Visitors were treated to a behind-the-scenes view of the Waikiki Aquarium's Barrier Reef exhibit during a private tour.

The Waikiki Aquarium is a different place after doors are closed.

The crowds are gone, the place is quiet and it’s time for the ocean critters to eat.

With two new programs, the Waikiki Aquarium is now offering private after-hours tours to explore the premises behind the scenes.

The "Private Aquarium Tours," which can accommodate anywhere between 10 to 55 visitors, are led by staff members and available evenings, Monday through Friday.

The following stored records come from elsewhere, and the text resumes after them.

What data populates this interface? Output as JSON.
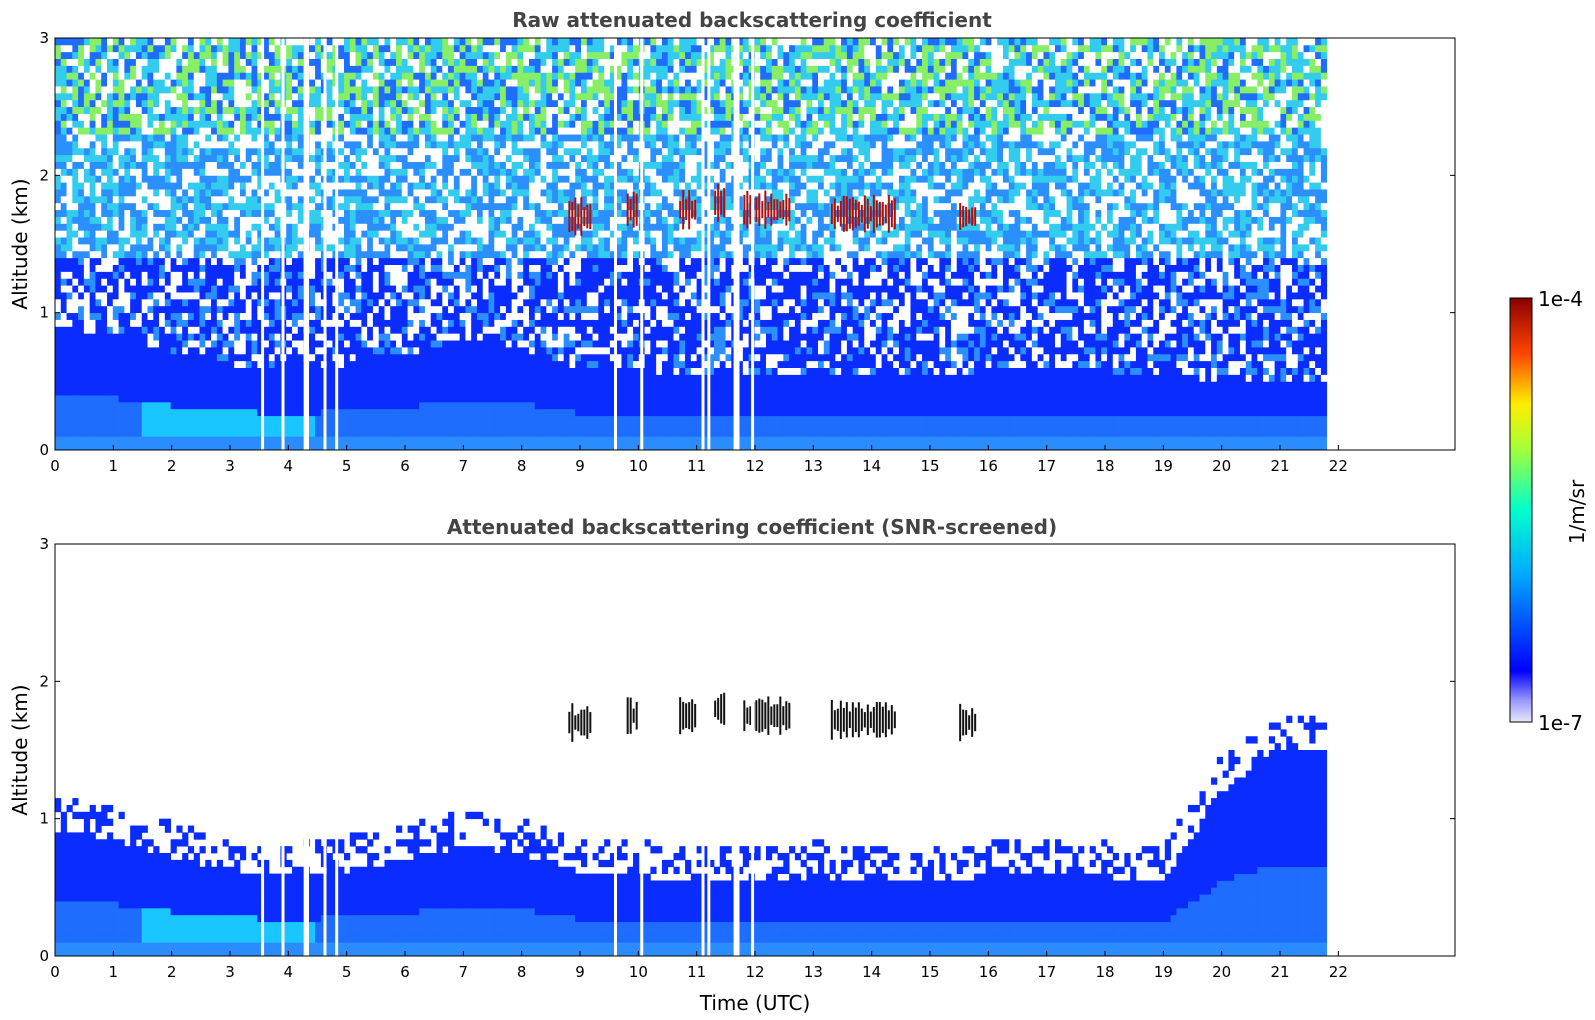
{
  "chart_data": [
    {
      "type": "heatmap",
      "title": "Raw attenuated backscattering coefficient",
      "xlabel": "",
      "ylabel": "Altitude (km)",
      "xlim": [
        0,
        24
      ],
      "ylim": [
        0,
        3
      ],
      "x_ticks": [
        0,
        1,
        2,
        3,
        4,
        5,
        6,
        7,
        8,
        9,
        10,
        11,
        12,
        13,
        14,
        15,
        16,
        17,
        18,
        19,
        20,
        21,
        22
      ],
      "y_ticks": [
        0,
        1,
        2,
        3
      ],
      "data_end_time": 21.8,
      "screened": false,
      "boundary_layer_top_km": [
        0.9,
        0.85,
        0.72,
        0.62,
        0.6,
        0.62,
        0.7,
        0.8,
        0.75,
        0.6,
        0.58,
        0.55,
        0.55,
        0.58,
        0.55,
        0.55,
        0.58,
        0.6,
        0.58,
        0.55,
        0.5,
        0.5,
        0.5
      ],
      "cloud_layers": [
        {
          "t_start": 8.8,
          "t_end": 9.2,
          "alt_km": 1.7
        },
        {
          "t_start": 9.8,
          "t_end": 10.0,
          "alt_km": 1.75
        },
        {
          "t_start": 10.7,
          "t_end": 11.0,
          "alt_km": 1.75
        },
        {
          "t_start": 11.3,
          "t_end": 11.5,
          "alt_km": 1.8
        },
        {
          "t_start": 11.8,
          "t_end": 12.6,
          "alt_km": 1.75
        },
        {
          "t_start": 13.3,
          "t_end": 14.4,
          "alt_km": 1.72
        },
        {
          "t_start": 15.5,
          "t_end": 15.8,
          "alt_km": 1.7
        }
      ],
      "data_gaps": [
        3.55,
        3.9,
        4.28,
        4.32,
        4.62,
        4.82,
        9.6,
        10.05,
        11.1,
        11.2,
        11.65,
        11.7,
        11.95
      ]
    },
    {
      "type": "heatmap",
      "title": "Attenuated backscattering coefficient (SNR-screened)",
      "xlabel": "Time (UTC)",
      "ylabel": "Altitude (km)",
      "xlim": [
        0,
        24
      ],
      "ylim": [
        0,
        3
      ],
      "x_ticks": [
        0,
        1,
        2,
        3,
        4,
        5,
        6,
        7,
        8,
        9,
        10,
        11,
        12,
        13,
        14,
        15,
        16,
        17,
        18,
        19,
        20,
        21,
        22
      ],
      "y_ticks": [
        0,
        1,
        2,
        3
      ],
      "data_end_time": 21.8,
      "screened": true,
      "boundary_layer_top_km": [
        0.9,
        0.85,
        0.72,
        0.62,
        0.6,
        0.62,
        0.7,
        0.8,
        0.75,
        0.6,
        0.58,
        0.55,
        0.55,
        0.58,
        0.55,
        0.55,
        0.58,
        0.6,
        0.58,
        0.55,
        1.2,
        1.5,
        1.5
      ],
      "cloud_layers": [
        {
          "t_start": 8.8,
          "t_end": 9.2,
          "alt_km": 1.7
        },
        {
          "t_start": 9.8,
          "t_end": 10.0,
          "alt_km": 1.75
        },
        {
          "t_start": 10.7,
          "t_end": 11.0,
          "alt_km": 1.75
        },
        {
          "t_start": 11.3,
          "t_end": 11.5,
          "alt_km": 1.8
        },
        {
          "t_start": 11.8,
          "t_end": 12.6,
          "alt_km": 1.75
        },
        {
          "t_start": 13.3,
          "t_end": 14.4,
          "alt_km": 1.72
        },
        {
          "t_start": 15.5,
          "t_end": 15.8,
          "alt_km": 1.7
        }
      ],
      "data_gaps": [
        3.55,
        3.9,
        4.28,
        4.32,
        4.62,
        4.82,
        9.6,
        10.05,
        11.1,
        11.2,
        11.65,
        11.7,
        11.95
      ]
    }
  ],
  "colorbar": {
    "label": "1/m/sr",
    "max_label": "1e-4",
    "min_label": "1e-7",
    "scale": "log",
    "colormap": "jet"
  }
}
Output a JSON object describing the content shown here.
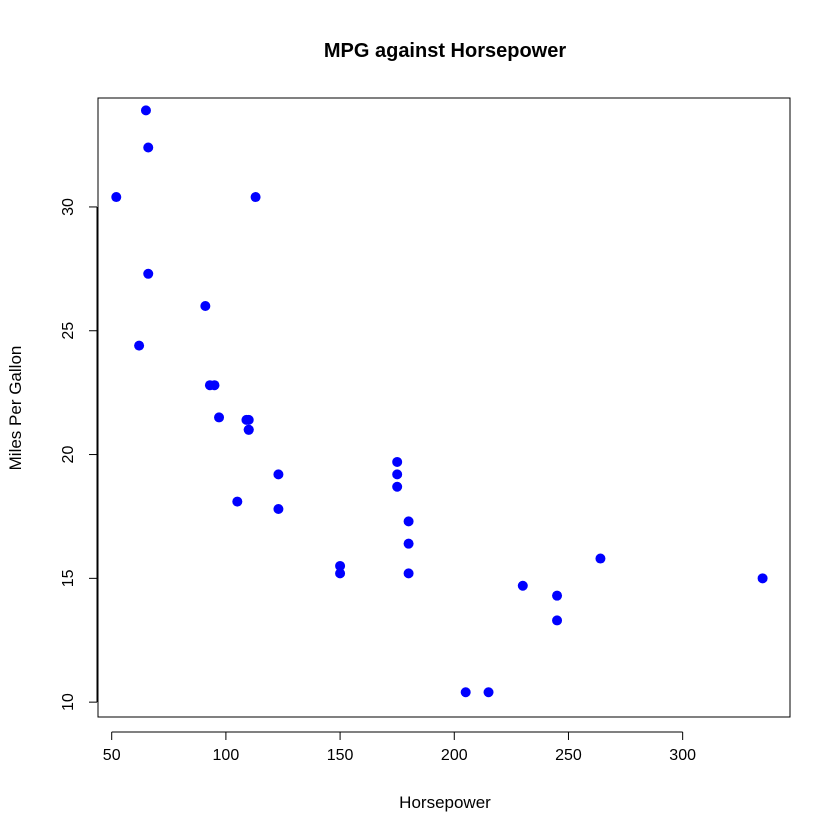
{
  "chart_data": {
    "type": "scatter",
    "title": "MPG against Horsepower",
    "xlabel": "Horsepower",
    "ylabel": "Miles Per Gallon",
    "xlim": [
      44,
      347
    ],
    "ylim": [
      9.4,
      34.4
    ],
    "x_ticks": [
      50,
      100,
      150,
      200,
      250,
      300
    ],
    "y_ticks": [
      10,
      15,
      20,
      25,
      30
    ],
    "point_color": "#0000ff",
    "grid": false,
    "legend": false,
    "points": [
      {
        "x": 110,
        "y": 21.0
      },
      {
        "x": 110,
        "y": 21.0
      },
      {
        "x": 93,
        "y": 22.8
      },
      {
        "x": 110,
        "y": 21.4
      },
      {
        "x": 175,
        "y": 18.7
      },
      {
        "x": 105,
        "y": 18.1
      },
      {
        "x": 245,
        "y": 14.3
      },
      {
        "x": 62,
        "y": 24.4
      },
      {
        "x": 95,
        "y": 22.8
      },
      {
        "x": 123,
        "y": 19.2
      },
      {
        "x": 123,
        "y": 17.8
      },
      {
        "x": 180,
        "y": 16.4
      },
      {
        "x": 180,
        "y": 17.3
      },
      {
        "x": 180,
        "y": 15.2
      },
      {
        "x": 205,
        "y": 10.4
      },
      {
        "x": 215,
        "y": 10.4
      },
      {
        "x": 230,
        "y": 14.7
      },
      {
        "x": 66,
        "y": 32.4
      },
      {
        "x": 52,
        "y": 30.4
      },
      {
        "x": 65,
        "y": 33.9
      },
      {
        "x": 97,
        "y": 21.5
      },
      {
        "x": 150,
        "y": 15.5
      },
      {
        "x": 150,
        "y": 15.2
      },
      {
        "x": 245,
        "y": 13.3
      },
      {
        "x": 175,
        "y": 19.2
      },
      {
        "x": 66,
        "y": 27.3
      },
      {
        "x": 91,
        "y": 26.0
      },
      {
        "x": 113,
        "y": 30.4
      },
      {
        "x": 264,
        "y": 15.8
      },
      {
        "x": 175,
        "y": 19.7
      },
      {
        "x": 335,
        "y": 15.0
      },
      {
        "x": 109,
        "y": 21.4
      }
    ]
  }
}
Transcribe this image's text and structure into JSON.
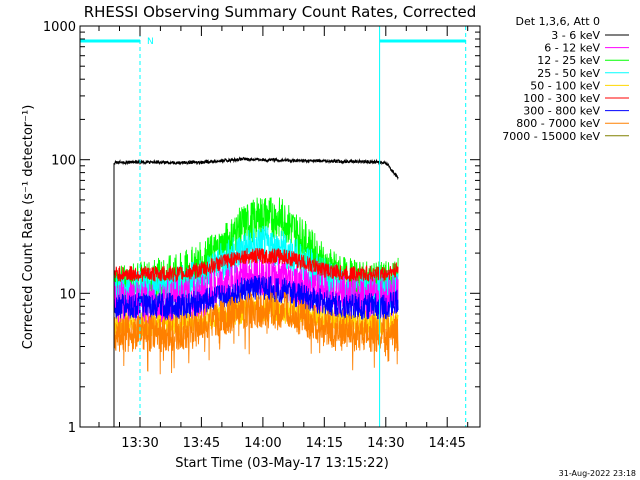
{
  "chart_data": {
    "type": "line",
    "title": "RHESSI Observing Summary Count Rates, Corrected",
    "xlabel": "Start Time (03-May-17 13:15:22)",
    "ylabel": "Corrected Count Rate (s⁻¹ detector⁻¹)",
    "yscale": "log",
    "ylim": [
      1,
      1000
    ],
    "xlim": [
      "13:15:22",
      "14:53:00"
    ],
    "x_ticks": [
      "13:30",
      "13:45",
      "14:00",
      "14:15",
      "14:30",
      "14:45"
    ],
    "y_ticks": [
      "1",
      "10",
      "100",
      "1000"
    ],
    "grid": false,
    "legend_header": "Det 1,3,6, Att 0",
    "legend_position": "top-right",
    "timestamp": "31-Aug-2022 23:18",
    "annotations": {
      "night_label": "N",
      "bars": [
        {
          "kind": "night",
          "start": "13:15:22",
          "end": "13:30:00"
        },
        {
          "kind": "day",
          "start": "14:28:30",
          "end": "14:49:30"
        }
      ],
      "solid_markers": [
        "13:15:22",
        "14:28:30"
      ],
      "dashed_markers": [
        "13:30:00",
        "14:49:30"
      ]
    },
    "data_interval": {
      "start": "13:23:40",
      "end": "14:33:00"
    },
    "series": [
      {
        "name": "3 - 6 keV",
        "color": "#000000",
        "x": [
          "13:23:40",
          "13:30",
          "13:40",
          "13:45",
          "13:50",
          "13:55",
          "14:00",
          "14:05",
          "14:10",
          "14:15",
          "14:20",
          "14:25",
          "14:30",
          "14:33"
        ],
        "values": [
          95,
          96,
          95,
          96,
          98,
          101,
          100,
          99,
          98,
          98,
          97,
          97,
          95,
          73
        ]
      },
      {
        "name": "6 - 12 keV",
        "color": "#ff00ff",
        "x": [
          "13:23:40",
          "13:30",
          "13:40",
          "13:45",
          "13:50",
          "13:55",
          "14:00",
          "14:05",
          "14:10",
          "14:15",
          "14:20",
          "14:25",
          "14:30",
          "14:33"
        ],
        "values": [
          8.5,
          8.5,
          9,
          9.5,
          11,
          13,
          14,
          13,
          11,
          10,
          9.5,
          9.5,
          9.5,
          10
        ]
      },
      {
        "name": "12 - 25 keV",
        "color": "#00ff00",
        "x": [
          "13:23:40",
          "13:30",
          "13:40",
          "13:45",
          "13:50",
          "13:55",
          "14:00",
          "14:05",
          "14:10",
          "14:15",
          "14:20",
          "14:25",
          "14:30",
          "14:33"
        ],
        "values": [
          11,
          12,
          14,
          17,
          22,
          32,
          38,
          36,
          25,
          16,
          13,
          12,
          12,
          13
        ]
      },
      {
        "name": "25 - 50 keV",
        "color": "#00ffff",
        "x": [
          "13:23:40",
          "13:30",
          "13:40",
          "13:45",
          "13:50",
          "13:55",
          "14:00",
          "14:05",
          "14:10",
          "14:15",
          "14:20",
          "14:25",
          "14:30",
          "14:33"
        ],
        "values": [
          10,
          10.5,
          11.5,
          13,
          17,
          21,
          23,
          21,
          17,
          13,
          11,
          10.5,
          10.5,
          11
        ]
      },
      {
        "name": "50 - 100 keV",
        "color": "#ffd700",
        "x": [
          "13:23:40",
          "13:30",
          "13:40",
          "13:45",
          "13:50",
          "13:55",
          "14:00",
          "14:05",
          "14:10",
          "14:15",
          "14:20",
          "14:25",
          "14:30",
          "14:33"
        ],
        "values": [
          6,
          6,
          6,
          6.5,
          7,
          7.5,
          7.5,
          7.5,
          7,
          6.5,
          6,
          6,
          6,
          6
        ]
      },
      {
        "name": "100 - 300 keV",
        "color": "#ff0000",
        "x": [
          "13:23:40",
          "13:30",
          "13:40",
          "13:45",
          "13:50",
          "13:55",
          "14:00",
          "14:05",
          "14:10",
          "14:15",
          "14:20",
          "14:25",
          "14:30",
          "14:33"
        ],
        "values": [
          14,
          14,
          14,
          15,
          17,
          19,
          19,
          19,
          17,
          15,
          14,
          14,
          14,
          15
        ]
      },
      {
        "name": "300 - 800 keV",
        "color": "#0000ff",
        "x": [
          "13:23:40",
          "13:30",
          "13:40",
          "13:45",
          "13:50",
          "13:55",
          "14:00",
          "14:05",
          "14:10",
          "14:15",
          "14:20",
          "14:25",
          "14:30",
          "14:33"
        ],
        "values": [
          8,
          8,
          8,
          8.5,
          9.5,
          10.5,
          11,
          10.5,
          9.5,
          8.5,
          8,
          8,
          8,
          8.5
        ]
      },
      {
        "name": "800 - 7000 keV",
        "color": "#ff8000",
        "x": [
          "13:23:40",
          "13:30",
          "13:40",
          "13:45",
          "13:50",
          "13:55",
          "14:00",
          "14:05",
          "14:10",
          "14:15",
          "14:20",
          "14:25",
          "14:30",
          "14:33"
        ],
        "values": [
          5,
          5,
          5,
          5.5,
          6.5,
          7.5,
          7.5,
          7.5,
          6.5,
          5.5,
          5,
          5,
          5,
          5
        ]
      },
      {
        "name": "7000 - 15000 keV",
        "color": "#808000",
        "x": [],
        "values": []
      }
    ]
  }
}
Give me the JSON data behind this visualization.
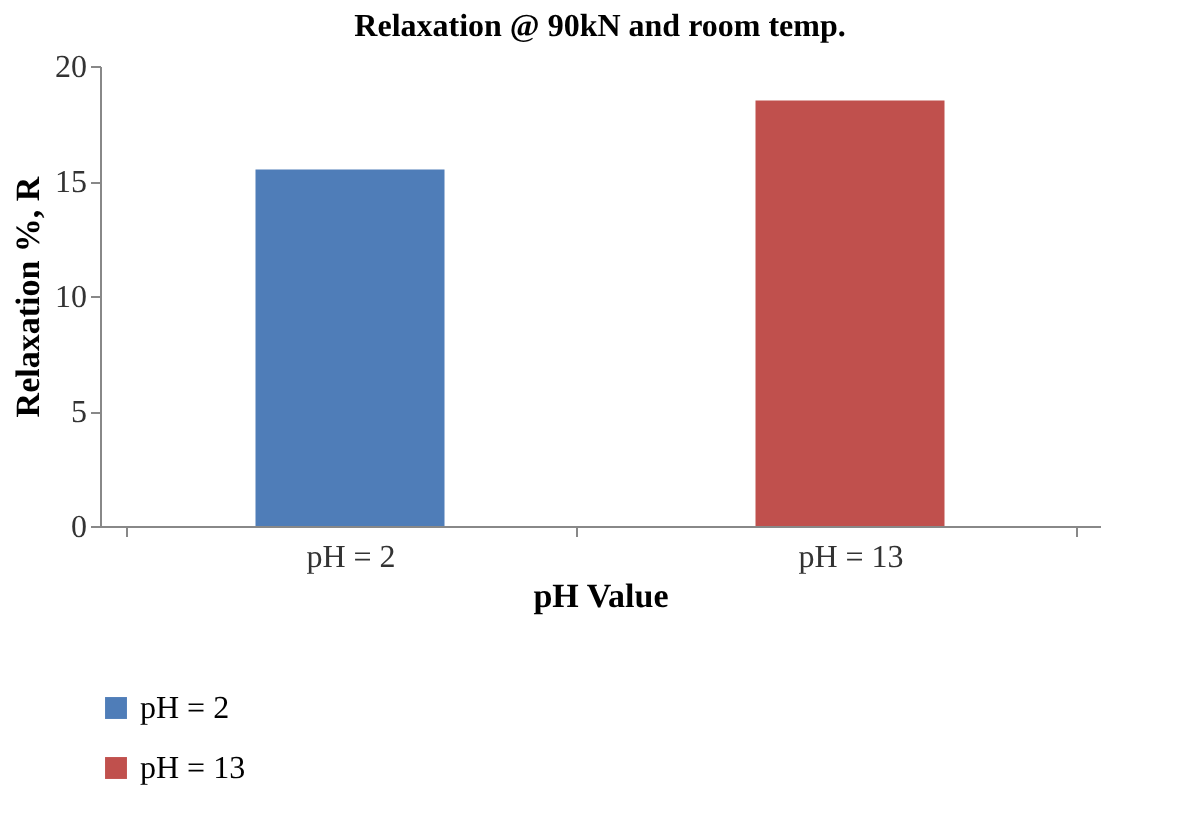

Questions are encouraged during the private tours as you can wander the galleries past the jellyfish, Pacific giant clam and sharks.

Participants also get to peek at what goes on behind the glass windows, climbing up stairs to peer into tanks. From that vantage point, you can also see how pumps create a surge through the water, mimicking the ocean in the Barrier Reef display.

Check out the fish-in-waiting in quarantine tanks for a sneak preview of what’s to come.

A "Marine Munchies" tour is also available Monday evenings for groups of five to 15 people, during which you can feed some of the fish and watch an octopus opening up a jar to get to the shrimp inside.

The octopus, which in the wild is used to hunting for its food, was trained to open the glass jar as a way to keep it challenged, according to James Wood, associate director of the aquarium and co-author of "Octopus: The Ocean’s Intelligent Invertebrate."

On a recent media tour, the octopus — a Day octopus — managed to open the jar within minutes.

Watch the predator fish at the Hunters on the Reef display — including groupers, ulua and a zebra shark — get fed on the "Marine Munchies" tour.

Outdoors, you and your children can feed seaweed to reef fish at the Edge of the Reef exhibit, a 7,500-gallon exhibit that recreates a Hawaiian rocky shoreline.